On Jan. 6, a shocking event unfolded in the District of Columbia. An angry mob, some of whom were white supremacists and Proud Boys members, forced their way into the Capitol building in hopes of halting the inevitable confirmation of then-President-elect Joe Biden. Amid the pandemonium, rioters overwhelmed Capitol police and forced senators, representatives and assembly people to evacuate the chambers into an emergency stronghold.
Protests, riots and unrest are all too familiar in these recent times. During the summer of 2020, the murders of Black citizens, such as George Floyd and Ahmaud Arbury, also triggered mass protests in multiple areas across the country. In these instances, however, police held their ground through the use of tear gas, rubber bullets and increased fortifications. In Oregon, law enforcement even resorted to abducting protesters in unmarked vans and relocating them to areas with less public resistance.
Sophomore Noah Teves says, “I noticed that the police for the BLM protests seemed much more on edge. I think the police took a much more aggressive approach against the BLM protests than the Capitol Building riots.”
The apparent dichotomy between these two scenes–one of underwhelming security at the Capitol building and the other of rigid enforcement on the streets of Minneapolis, Portland and Los Angeles–bring attention to the racial biases still present in today’s police force.

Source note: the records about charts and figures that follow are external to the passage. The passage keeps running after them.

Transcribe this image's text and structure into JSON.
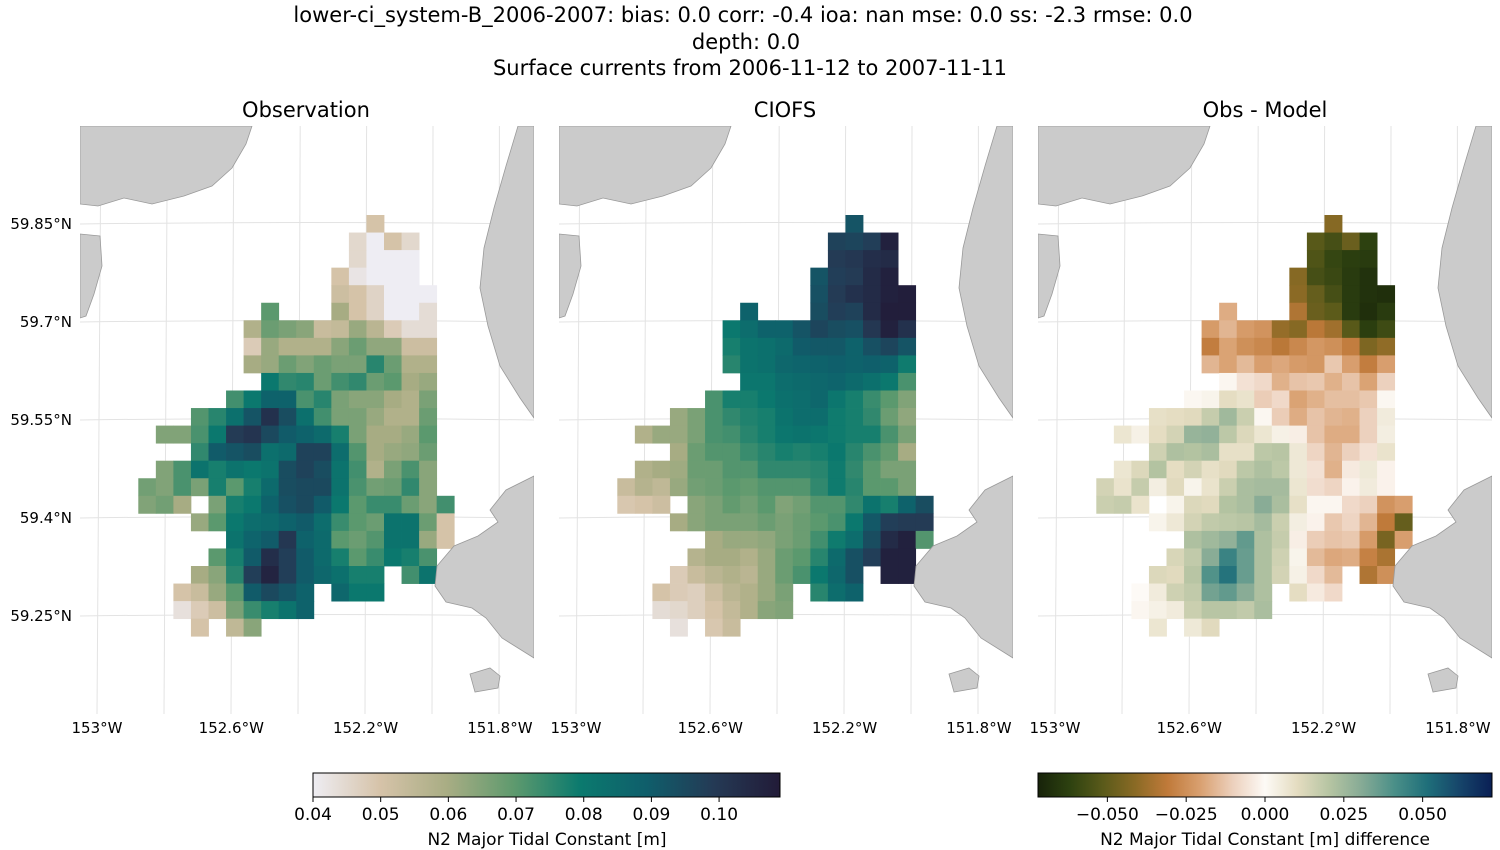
{
  "figure": {
    "title_lines": [
      "lower-ci_system-B_2006-2007: bias: 0.0  corr: -0.4  ioa: nan  mse: 0.0  ss: -2.3  rmse: 0.0",
      "depth: 0.0",
      "Surface currents from 2006-11-12 to 2007-11-11"
    ]
  },
  "panels": [
    {
      "title": "Observation"
    },
    {
      "title": "CIOFS"
    },
    {
      "title": "Obs - Model"
    }
  ],
  "lat_labels": [
    "59.85°N",
    "59.7°N",
    "59.55°N",
    "59.4°N",
    "59.25°N"
  ],
  "lon_labels": [
    "153°W",
    "152.6°W",
    "152.2°W",
    "151.8°W"
  ],
  "colorbars": [
    {
      "label": "N2 Major Tidal Constant [m]",
      "ticks": [
        0.04,
        0.05,
        0.06,
        0.07,
        0.08,
        0.09,
        0.1
      ],
      "tick_labels": [
        "0.04",
        "0.05",
        "0.06",
        "0.07",
        "0.08",
        "0.09",
        "0.10"
      ],
      "range": [
        0.04,
        0.109
      ]
    },
    {
      "label": "N2 Major Tidal Constant [m] difference",
      "ticks": [
        -0.05,
        -0.025,
        0,
        0.025,
        0.05
      ],
      "tick_labels": [
        "−0.050",
        "−0.025",
        "0.000",
        "0.025",
        "0.050"
      ],
      "range": [
        -0.072,
        0.072
      ]
    }
  ],
  "colors": {
    "land": "#cbcbcb",
    "value_cmap": [
      "#eeedf3",
      "#d6c3a9",
      "#a9ad84",
      "#5f9a6e",
      "#0b7a6e",
      "#0f5e6b",
      "#243a55",
      "#221b38"
    ],
    "diff_cmap": [
      "#17230a",
      "#2e4210",
      "#5a5a1a",
      "#8a6a25",
      "#c07a3a",
      "#d9a070",
      "#ecd0bc",
      "#fdfaf6",
      "#e4dcc0",
      "#b5c4a2",
      "#85aa95",
      "#4a8f88",
      "#1f6f7a",
      "#16456a",
      "#0a1f55"
    ]
  },
  "chart_data": {
    "type": "heatmap",
    "lon_range": [
      "153°W",
      "151.8°W"
    ],
    "lat_ticks": [
      59.85,
      59.7,
      59.55,
      59.4,
      59.25
    ],
    "lon_ticks": [
      -153.0,
      -152.6,
      -152.2,
      -151.8
    ],
    "grid_note": "rows top-to-bottom, each row lists start column and values (null = no data)",
    "observation": [
      {
        "c": 13,
        "v": [
          0.05
        ]
      },
      {
        "c": 12,
        "v": [
          0.045,
          0.04,
          0.05,
          0.045
        ]
      },
      {
        "c": 12,
        "v": [
          0.045,
          0.04,
          0.04,
          0.04
        ]
      },
      {
        "c": 11,
        "v": [
          0.05,
          0.042,
          0.04,
          0.04,
          0.04
        ]
      },
      {
        "c": 11,
        "v": [
          0.052,
          0.05,
          0.046,
          0.04,
          0.04,
          0.04
        ]
      },
      {
        "c": 7,
        "v": [
          0.07,
          null,
          null,
          null,
          0.06,
          0.05,
          0.046,
          0.04,
          0.04,
          0.044
        ]
      },
      {
        "c": 6,
        "v": [
          0.058,
          0.068,
          0.066,
          0.064,
          0.053,
          0.054,
          0.062,
          0.056,
          0.048,
          0.044,
          0.044
        ]
      },
      {
        "c": 6,
        "v": [
          0.048,
          0.062,
          0.058,
          0.058,
          0.058,
          0.064,
          0.068,
          0.063,
          0.063,
          0.052,
          0.052
        ]
      },
      {
        "c": 6,
        "v": [
          0.06,
          0.062,
          0.068,
          0.065,
          0.068,
          0.066,
          0.066,
          0.076,
          0.068,
          0.058,
          0.058
        ]
      },
      {
        "c": 7,
        "v": [
          0.08,
          0.075,
          0.076,
          0.068,
          0.073,
          0.075,
          0.068,
          0.07,
          0.06,
          0.062
        ]
      },
      {
        "c": 5,
        "v": [
          0.073,
          0.08,
          0.088,
          0.088,
          0.072,
          0.076,
          0.066,
          0.064,
          0.064,
          0.06,
          0.058,
          0.066
        ]
      },
      {
        "c": 3,
        "v": [
          0.071,
          0.076,
          0.083,
          0.092,
          0.102,
          0.094,
          0.083,
          0.073,
          0.066,
          0.066,
          0.062,
          0.058,
          0.058,
          0.068
        ]
      },
      {
        "c": 1,
        "v": [
          0.065,
          0.065,
          0.072,
          0.08,
          0.099,
          0.101,
          0.095,
          0.09,
          0.088,
          0.085,
          0.078,
          0.066,
          0.06,
          0.06,
          0.062,
          0.07
        ]
      },
      {
        "c": 3,
        "v": [
          0.075,
          0.09,
          0.092,
          0.094,
          0.083,
          0.085,
          0.097,
          0.097,
          0.084,
          0.071,
          0.06,
          0.062,
          0.063,
          0.068
        ]
      },
      {
        "c": 1,
        "v": [
          0.065,
          0.072,
          0.082,
          0.078,
          0.082,
          0.08,
          0.082,
          0.094,
          0.097,
          0.094,
          0.082,
          0.073,
          0.058,
          0.066,
          0.072,
          0.064
        ]
      },
      {
        "c": 0,
        "v": [
          0.067,
          0.065,
          0.072,
          0.066,
          0.078,
          0.07,
          0.078,
          0.085,
          0.094,
          0.095,
          0.095,
          0.082,
          0.072,
          0.067,
          0.068,
          0.075,
          0.064
        ]
      },
      {
        "c": 0,
        "v": [
          0.065,
          0.067,
          0.06,
          null,
          0.066,
          0.078,
          0.08,
          0.088,
          0.093,
          0.095,
          0.09,
          0.08,
          0.07,
          0.074,
          0.074,
          0.068,
          0.064,
          0.073
        ]
      },
      {
        "c": 3,
        "v": [
          0.062,
          0.07,
          0.08,
          0.084,
          0.085,
          0.088,
          0.09,
          0.084,
          0.074,
          0.07,
          0.068,
          0.082,
          0.082,
          0.068,
          0.05
        ]
      },
      {
        "c": 5,
        "v": [
          0.082,
          0.087,
          0.09,
          0.1,
          0.088,
          0.085,
          0.07,
          0.068,
          0.071,
          0.082,
          0.082,
          0.062,
          0.05
        ]
      },
      {
        "c": 4,
        "v": [
          0.07,
          0.078,
          0.09,
          0.103,
          0.098,
          0.09,
          0.085,
          0.078,
          0.07,
          0.074,
          0.08,
          0.078,
          0.072
        ]
      },
      {
        "c": 3,
        "v": [
          0.06,
          0.064,
          0.076,
          0.098,
          0.106,
          0.098,
          0.09,
          0.086,
          0.083,
          0.078,
          0.078,
          null,
          0.073,
          0.082
        ]
      },
      {
        "c": 2,
        "v": [
          0.05,
          0.053,
          0.062,
          0.07,
          0.09,
          0.095,
          0.092,
          0.088,
          null,
          0.086,
          0.08,
          0.08
        ]
      },
      {
        "c": 2,
        "v": [
          0.043,
          0.048,
          0.052,
          0.066,
          0.074,
          0.078,
          0.082,
          0.088
        ]
      },
      {
        "c": 3,
        "v": [
          0.05,
          null,
          0.055,
          0.064
        ]
      }
    ],
    "model": [
      {
        "c": 13,
        "v": [
          0.092
        ]
      },
      {
        "c": 12,
        "v": [
          0.097,
          0.096,
          0.098,
          0.107
        ]
      },
      {
        "c": 12,
        "v": [
          0.099,
          0.1,
          0.103,
          0.104
        ]
      },
      {
        "c": 11,
        "v": [
          0.092,
          0.098,
          0.099,
          0.104,
          0.107
        ]
      },
      {
        "c": 11,
        "v": [
          0.093,
          0.099,
          0.102,
          0.104,
          0.107,
          0.108
        ]
      },
      {
        "c": 7,
        "v": [
          0.088,
          null,
          null,
          null,
          0.094,
          0.098,
          0.097,
          0.104,
          0.108,
          0.108
        ]
      },
      {
        "c": 6,
        "v": [
          0.08,
          0.084,
          0.088,
          0.088,
          0.092,
          0.096,
          0.094,
          0.093,
          0.1,
          0.107,
          0.102
        ]
      },
      {
        "c": 6,
        "v": [
          0.078,
          0.082,
          0.083,
          0.085,
          0.09,
          0.091,
          0.091,
          0.088,
          0.093,
          0.096,
          0.092
        ]
      },
      {
        "c": 6,
        "v": [
          0.076,
          0.082,
          0.083,
          0.086,
          0.087,
          0.088,
          0.089,
          0.088,
          0.089,
          0.088,
          0.079
        ]
      },
      {
        "c": 7,
        "v": [
          0.081,
          0.081,
          0.084,
          0.085,
          0.086,
          0.087,
          0.085,
          0.083,
          0.08,
          0.072
        ]
      },
      {
        "c": 5,
        "v": [
          0.072,
          0.078,
          0.078,
          0.08,
          0.083,
          0.084,
          0.086,
          0.081,
          0.078,
          0.074,
          0.07,
          0.065
        ]
      },
      {
        "c": 3,
        "v": [
          0.062,
          0.066,
          0.072,
          0.075,
          0.077,
          0.078,
          0.082,
          0.084,
          0.084,
          0.079,
          0.078,
          0.075,
          0.068,
          0.063
        ]
      },
      {
        "c": 1,
        "v": [
          0.058,
          0.062,
          0.062,
          0.066,
          0.072,
          0.073,
          0.076,
          0.078,
          0.081,
          0.082,
          0.081,
          0.079,
          0.078,
          0.078,
          0.072,
          0.066
        ]
      },
      {
        "c": 3,
        "v": [
          0.06,
          0.068,
          0.071,
          0.071,
          0.074,
          0.076,
          0.078,
          0.077,
          0.078,
          0.08,
          0.076,
          0.072,
          0.069,
          0.06
        ]
      },
      {
        "c": 1,
        "v": [
          0.058,
          0.06,
          0.061,
          0.068,
          0.068,
          0.071,
          0.071,
          0.075,
          0.075,
          0.075,
          0.076,
          0.079,
          0.075,
          0.07,
          0.066,
          0.066
        ]
      },
      {
        "c": 0,
        "v": [
          0.053,
          0.057,
          0.055,
          0.062,
          0.067,
          0.068,
          0.07,
          0.069,
          0.071,
          0.071,
          0.071,
          0.075,
          0.079,
          0.076,
          0.07,
          0.07,
          0.066
        ]
      },
      {
        "c": 0,
        "v": [
          0.049,
          0.05,
          0.052,
          null,
          0.064,
          0.066,
          0.069,
          0.067,
          0.07,
          0.065,
          0.067,
          0.071,
          0.071,
          0.075,
          0.082,
          0.078,
          0.088,
          0.094
        ]
      },
      {
        "c": 3,
        "v": [
          0.06,
          0.064,
          0.066,
          0.066,
          0.066,
          0.068,
          0.066,
          0.068,
          0.07,
          0.072,
          0.08,
          0.091,
          0.098,
          0.099,
          0.099
        ]
      },
      {
        "c": 5,
        "v": [
          0.06,
          0.062,
          0.062,
          0.063,
          0.066,
          0.068,
          0.073,
          0.079,
          0.084,
          0.094,
          0.104,
          0.107,
          0.071
        ]
      },
      {
        "c": 4,
        "v": [
          0.057,
          0.06,
          0.06,
          0.058,
          0.062,
          0.068,
          0.07,
          0.076,
          0.085,
          0.093,
          0.098,
          0.107,
          0.107
        ]
      },
      {
        "c": 3,
        "v": [
          0.048,
          0.053,
          0.056,
          0.058,
          0.056,
          0.062,
          0.068,
          0.072,
          0.08,
          0.086,
          0.093,
          null,
          0.107,
          0.107
        ]
      },
      {
        "c": 2,
        "v": [
          0.05,
          0.048,
          0.047,
          0.052,
          0.056,
          0.058,
          0.062,
          0.066,
          null,
          0.076,
          0.084,
          0.088
        ]
      },
      {
        "c": 2,
        "v": [
          0.044,
          0.045,
          0.047,
          0.05,
          0.054,
          0.058,
          0.064,
          0.065
        ]
      },
      {
        "c": 3,
        "v": [
          0.043,
          null,
          0.049,
          0.053
        ]
      }
    ],
    "difference": "observation - model"
  }
}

The events on Jan. 6 left many questioning why police were ready to protect the streets from peaceful BLM protesters but unprepared to protect the Capitol Building from armed Trump supporters. Surely, if law enforcement had anticipated an angry mob fueled by constant and frequent calls of election fraud in the past days, police may have easily protected lawmakers using proper precautions. Some attribute the lackadaisical protection to police sympathy for and support of pro-Trump ideals echoed by the rioters. Others argue that the protestors would have been fiercely resisted or even killed if they had been Black.
Sophomore Pefnotious Salib observes, “There was definitely much more of a police presence at the BLM protests than there was at the riots, even though the rioters were literally storming the Capitol Building.”
Although both protests were subject to looting and radical violence, and although plenty were arrested in both cases, many peaceful BLM protesters were arrested on nights during the protests simply for violating a curfew. Meanwhile, most election protesters–who vandalized and trespassed into a government building–were tracked down and arrested many days afterward. The stark contrast in initial police response toward a mostly white population of pro-Trump protesters versus a mixed population of BLM supporters reveals that racial biases are perhaps still held by many law enforcement officers around the nation.
Despite the valiant efforts of some officers to protect democracy, such as officer Eugene Goodman, who was awarded the Congressional gold medal after protecting the building from a violent mob, other officers were seen cooperating and sympathizing with protesters by removing barriers and allowing unfettered entrance into protected areas. Some officers even took cordial pictures alongside rioters. Although not all law enforcement officeres are avid backers of ‘Trumpism’ and extremist views, the lingering presence of pro-Trump ideology–sometimes including white supremacy and anti-BLM dogma–in some areas of policing shows that racism still exists among the nation’s protectors.
Of course, this instance is by no means an entire call to impugn the police system in America as fervently racist. In fact, this event serves as yet another reason to renew and revisit notions of law enforcement for a nation of equality and security. Americans should view this striking contrast as a moment of consciousness from an ignorant slumber and should grasp this awakening as an opportunity to ameliorate a polarized nation by uniting under a just cause to defeat the lingering traces of racism.